Correlations between autoinducer production and quorum-sensing dependent phenotypes
(I) Correlations between autoinducer and elastase production
In vitro, the production of elastase is under the joint control of both the las and rhl QS-systems [4, 9]. In sputum of CF patients the expression of lasR has been correlated with the accumulation of lasB transcripts . Other investigators have described a weak correlation between the in vitro transcription levels of lasR and lasB in 50% of environmental and clinical isolates . We wondered whether the production of elastase would be correlated with the production of autoinducers. For these analyses we included only genotypes B and D, which were present in both TA and ID isolates. We observed a trend for a positive correlation between 3-oxo-C12-HSL and elastase production for the TA group (r = 0.58; p = 0.06). This positive correlation became statistically significant when genotypes C and P were included (r = 0.63, p = 0.006; Fig. 3A). In contrast for ID isolates we observed a statistically significant negative correlation between elastase and 3-oxo-C12-HSL production (r = -0.41, p = 0.04). Furthermore, C4-HSL production was not correlated with elastase activity, whatever the isolate group studied (TA isolates: r =-0.38, p = 0.25 and ID isolates: r = 0.02, p = 0.70). These results suggest that the level of 3-oxo-C12-HSL is positively correlated to elastase production for isolates from tracheal aspirates of colonized patients, but not for P. aeruginosa isolates from biofilms covering the intubation devices.
(II) Correlation between autoinducer production, adhesion and biofilm formation capacities
We then examined correlations between autoinducer production and adhesion capacity. There was a weak, statistically not significant, correlation between 3-oxo-C12-HSL production and adhesion capacity for isolates from the ID group (r = 0.30, p = 0.14) (Fig. 3B). No such correlation was found for isolates from the TA group (r = 0.33, p = 0.32), even when genotypes C and P were included in the analysis (r = 0.30, p = 0.22). We found no correlation between C4-HSL production and adhesion for both ID isolates (r = 0.0; p = 0.99) and TA isolates (n = 11: r = 0.34; p = 0.30, and n = 18: r = 0.16; p = 0.53).

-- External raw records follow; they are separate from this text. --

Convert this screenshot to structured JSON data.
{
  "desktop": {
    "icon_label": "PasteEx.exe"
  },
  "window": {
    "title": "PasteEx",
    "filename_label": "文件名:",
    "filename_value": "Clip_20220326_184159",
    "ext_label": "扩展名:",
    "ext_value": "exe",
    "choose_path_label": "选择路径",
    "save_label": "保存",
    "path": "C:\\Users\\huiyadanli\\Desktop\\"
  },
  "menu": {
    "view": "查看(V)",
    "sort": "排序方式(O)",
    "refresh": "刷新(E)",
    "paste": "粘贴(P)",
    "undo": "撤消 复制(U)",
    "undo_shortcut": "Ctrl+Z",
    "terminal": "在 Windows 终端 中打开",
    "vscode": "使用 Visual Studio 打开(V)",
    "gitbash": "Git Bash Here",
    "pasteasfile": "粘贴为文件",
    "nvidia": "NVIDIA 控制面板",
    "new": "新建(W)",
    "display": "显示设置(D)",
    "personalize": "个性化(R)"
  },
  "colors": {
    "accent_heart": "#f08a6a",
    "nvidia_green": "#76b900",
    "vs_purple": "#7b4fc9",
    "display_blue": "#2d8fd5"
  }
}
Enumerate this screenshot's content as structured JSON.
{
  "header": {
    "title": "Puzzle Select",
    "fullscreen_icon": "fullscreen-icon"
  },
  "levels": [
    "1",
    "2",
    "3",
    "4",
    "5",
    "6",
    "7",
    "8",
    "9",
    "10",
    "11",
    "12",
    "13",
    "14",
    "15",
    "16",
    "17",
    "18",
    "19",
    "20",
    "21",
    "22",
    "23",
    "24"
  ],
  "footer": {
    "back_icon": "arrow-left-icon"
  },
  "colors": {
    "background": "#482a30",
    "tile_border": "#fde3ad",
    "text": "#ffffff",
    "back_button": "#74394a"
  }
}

Similarly we observed a weak, statistically not significant, correlation between 3-oxo-C12-HSL and biofilm production for isolates of the ID group (r = 0.33, p = 0.11, Fig. 3C), but not for those recovered from TA (r = 0.25, p = 0.46), even after inclusion of genotypes C and P in the analysis (r = 0.17, P = 0.49). There was no correlation between C4-HSL and biofilm production for the ID (r = -0.18, p = 0.31), and TA isolates (r = -0.18, p = 0.60), despite the inclusion of genotypes C and P (r = 0.16, p = 0.52). Together these observations suggest that the production of 3-oxo-C12-HSL but not of C4-HSL, might be associated with in vitro adherence and biofilm formation capacities among isolates recovered from the biofilm on intubation devices.

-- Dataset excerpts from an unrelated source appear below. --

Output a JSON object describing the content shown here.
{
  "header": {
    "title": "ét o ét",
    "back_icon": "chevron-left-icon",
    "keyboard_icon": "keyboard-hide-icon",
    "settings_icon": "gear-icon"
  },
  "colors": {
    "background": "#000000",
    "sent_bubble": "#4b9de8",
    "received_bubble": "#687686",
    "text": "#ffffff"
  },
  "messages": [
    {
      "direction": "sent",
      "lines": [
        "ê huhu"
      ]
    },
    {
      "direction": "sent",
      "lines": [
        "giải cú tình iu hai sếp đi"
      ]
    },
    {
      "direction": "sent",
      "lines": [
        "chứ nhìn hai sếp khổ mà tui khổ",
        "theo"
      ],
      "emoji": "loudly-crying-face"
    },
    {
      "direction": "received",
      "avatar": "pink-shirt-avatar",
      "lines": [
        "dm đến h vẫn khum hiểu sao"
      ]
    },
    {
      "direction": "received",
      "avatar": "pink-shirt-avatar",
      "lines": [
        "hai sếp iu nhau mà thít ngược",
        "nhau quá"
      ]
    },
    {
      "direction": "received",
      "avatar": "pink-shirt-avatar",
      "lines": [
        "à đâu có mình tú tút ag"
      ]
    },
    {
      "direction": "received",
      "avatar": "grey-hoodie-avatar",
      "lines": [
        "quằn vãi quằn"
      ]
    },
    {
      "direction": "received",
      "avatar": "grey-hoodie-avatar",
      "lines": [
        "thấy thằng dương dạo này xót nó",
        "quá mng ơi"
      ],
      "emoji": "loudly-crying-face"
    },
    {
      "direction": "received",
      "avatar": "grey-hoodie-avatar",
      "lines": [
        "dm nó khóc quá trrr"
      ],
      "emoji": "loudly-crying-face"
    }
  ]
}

Respiratory tract colonization of intubated patients by P. aeruginosa is initiated by the colonization of the intubation device by bacteria either originating from the digestive flora of the patient (endogenous acquisition) or transmitted via handling of the device by health care workers (exogenous acquisition) . This colonization requires efficient bacterial adherence to the inert surface and the formation of a biofilm . P. aeruginosa then reach the respiratory tract either by leakage around the cuff of the intubation device, by shearing of secretions containing embedded bacteria from the device during the inspiratory air flow, or by contamination and direct inoculation of the respiratory tract by suction tubes introduced through the intubation device by health care workers [23–25].
Both in vitro studies and animal models have suggested that QS plays a major role in the virulence of P. aeruginosa . However in situ and in patient data concerning the potential role of QS during colonization and infection by P. aeruginosa in humans remain scarce. QS-activity has been linked to the detection of P. aeruginosa AIs in the lungs of cystic fibrosis patients [13–16], as well as in lung transplanted patients . So far studies have only shown that most of the isolates originating from colonized intubated patients are QS-proficient [18, 22].
In the present study we show that the two P. aeruginosa autoinducers, 3-oxo-C12-HSL and C4-HSL, can be detected in situ in biofilms covering intubation devices retrieved from patients colonized by P. aeruginosa. Moreover all P. aeruginosa isolates collected either from these biofilms or from tracheal aspirates produced these AIs in vitro. Whereas 3-oxo-C12-HSL has been previously shown to play a role in the differentiation of P. aeruginosa biofilms [7, 26], C4-HSL seems to be important during the maturation stage of biofilm development , for the total amount of biofilm formed , and for the maintenance of biofilm architecture . In our study, isolates recovered from the biofilm of intubation devices produced higher levels of C4-HSL than 3-oxo-C12-HSL in vitro. Previous observations have suggested that C4-HSL is produced in higher quantities than 3-oxo-C12-HSL in P. aeruginosa biofilms in the lungs of CF patients [13, 14]. Singh et al. have even suggested that this AI ratio might serve as a biomarker for the biofilm mode of growth, as the mucoid isolates from the sputum of CF patients inverted their AI ratio when sub-cultured in liquid medium . In contrast, in our study a higher level of C4-HSL as compared to 3-oxo-C12-HSL was observed when isolates were grown in liquid cultures, suggesting that this ratio is not useful as a biomarker for biofilm growth for these isolates. None of the isolates collected from our patients had a mucoid phenotype. This discrepancy could therefore be explained by inherent differences in biofilm development patterns between mucoid and non-mucoid strains. So far there is no evidence that non-mucoid P. aeruginosa colonizing the lung of intubated patients grows in biofilms. Such a hypothesis deserves further investigations.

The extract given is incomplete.